There are many other essays that manage to tackle these ideas of failure, utopia, inclusivity, and merge them into a bricolage, while there only seems to be a handful of games examined in the work that act as source-texts to explore these themes. Most of the repeated works are to be expected; since queer gaming is still relatively niche, there aren’t too many texts to work with, so the better and more popular ones will repeat (like Gone Home and Dys4ia). But these repeated games do not feel like repeated lectures since each new essay offers a new perspective or identity issue examined. Of course, as with any anthology, there will also be a handful of essays that don’t quite fit. That handful in this case is rather small, though, and mostly due to my personal preference. My dislike of certain essays has far more to do with me than with those writers, since the essays that I skimmed could be life-altering for someone, while those that I’ve fawned over in this review may have been boring to others. Overall, the entire volume reads as if it is a conference with many varying panels–which, of course, is precisely the point. The collection reads as if it’s a conference because it is polyvocal, communal, and it all works together as a smaller part of a larger whole; but it also reads as a conference because I know this is just the beginning of the research being conducted in this field. QGCon, which started out as Ruberg’s “forty-eight hour utopia” (270) has now become a nearly 300 page examination on topics that span from reading queerly to queer game designs, and it will only keep growing.

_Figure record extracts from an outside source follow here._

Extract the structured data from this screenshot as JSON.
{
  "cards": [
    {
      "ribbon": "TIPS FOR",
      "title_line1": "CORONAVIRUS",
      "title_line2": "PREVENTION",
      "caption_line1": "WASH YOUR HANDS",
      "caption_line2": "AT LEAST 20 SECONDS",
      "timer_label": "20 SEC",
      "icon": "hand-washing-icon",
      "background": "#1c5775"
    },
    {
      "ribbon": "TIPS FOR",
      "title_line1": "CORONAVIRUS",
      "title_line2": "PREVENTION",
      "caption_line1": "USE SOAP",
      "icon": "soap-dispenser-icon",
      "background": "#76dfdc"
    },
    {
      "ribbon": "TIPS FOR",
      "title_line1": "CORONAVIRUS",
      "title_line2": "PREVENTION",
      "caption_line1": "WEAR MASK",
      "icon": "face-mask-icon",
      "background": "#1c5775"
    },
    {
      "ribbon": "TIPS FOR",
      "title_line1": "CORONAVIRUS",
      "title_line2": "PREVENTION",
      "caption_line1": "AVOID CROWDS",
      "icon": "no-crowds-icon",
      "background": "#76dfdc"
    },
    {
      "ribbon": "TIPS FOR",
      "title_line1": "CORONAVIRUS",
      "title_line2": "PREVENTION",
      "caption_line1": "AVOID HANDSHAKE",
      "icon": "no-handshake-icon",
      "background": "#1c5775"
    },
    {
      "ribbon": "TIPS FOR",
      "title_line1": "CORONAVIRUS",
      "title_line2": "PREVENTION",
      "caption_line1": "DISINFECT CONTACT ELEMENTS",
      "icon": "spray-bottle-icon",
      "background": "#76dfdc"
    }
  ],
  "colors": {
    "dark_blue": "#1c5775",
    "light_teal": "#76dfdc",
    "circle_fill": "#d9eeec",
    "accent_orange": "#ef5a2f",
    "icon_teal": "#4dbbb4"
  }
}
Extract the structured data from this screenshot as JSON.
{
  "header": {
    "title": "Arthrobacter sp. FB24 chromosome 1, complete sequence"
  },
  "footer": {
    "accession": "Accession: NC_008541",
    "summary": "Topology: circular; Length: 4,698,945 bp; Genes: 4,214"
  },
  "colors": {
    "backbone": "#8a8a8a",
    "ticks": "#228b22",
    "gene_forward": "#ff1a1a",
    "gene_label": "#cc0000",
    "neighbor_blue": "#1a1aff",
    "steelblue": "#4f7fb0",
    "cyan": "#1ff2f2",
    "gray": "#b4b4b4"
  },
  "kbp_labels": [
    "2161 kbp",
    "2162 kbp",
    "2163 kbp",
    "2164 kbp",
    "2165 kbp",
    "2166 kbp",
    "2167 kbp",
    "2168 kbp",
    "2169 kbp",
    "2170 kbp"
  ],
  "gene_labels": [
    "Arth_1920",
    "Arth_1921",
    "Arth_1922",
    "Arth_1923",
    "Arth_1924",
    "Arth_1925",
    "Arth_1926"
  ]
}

Though Ruberg’s experience at QGCon is now a static object called Queer Game Studies that we can flip through and interrogate, assign for classes, and photocopy for our colleagues, it does not mean that the book itself is over. The conclusion to the volume is merely the last written word and a hope for the future–something similar to what Munoz would offer. It is not an official ending, a final word, but the beginning of an imagined borderland that we can populate with new experiences, new queerness, and new games.
Works Cited
Ahmed, Sara. “It can be tiring, all that whiteness.” Feminist Killjoys. 30 August 2012. Accessed: 2 September 2017.
Chabon, Michael. Maps and Legends. NY: McSweeny’s, 2008. E-Book.
Munoz, Jose Esteban. Cruising Utopia: The Then and There of Queer Futurity. NY: New York University Press, 2009.
Ruberg, Bonnie and Adrienne Shaw (Editors). Queer Game Studies. US: University of Minnesota Press, 2017.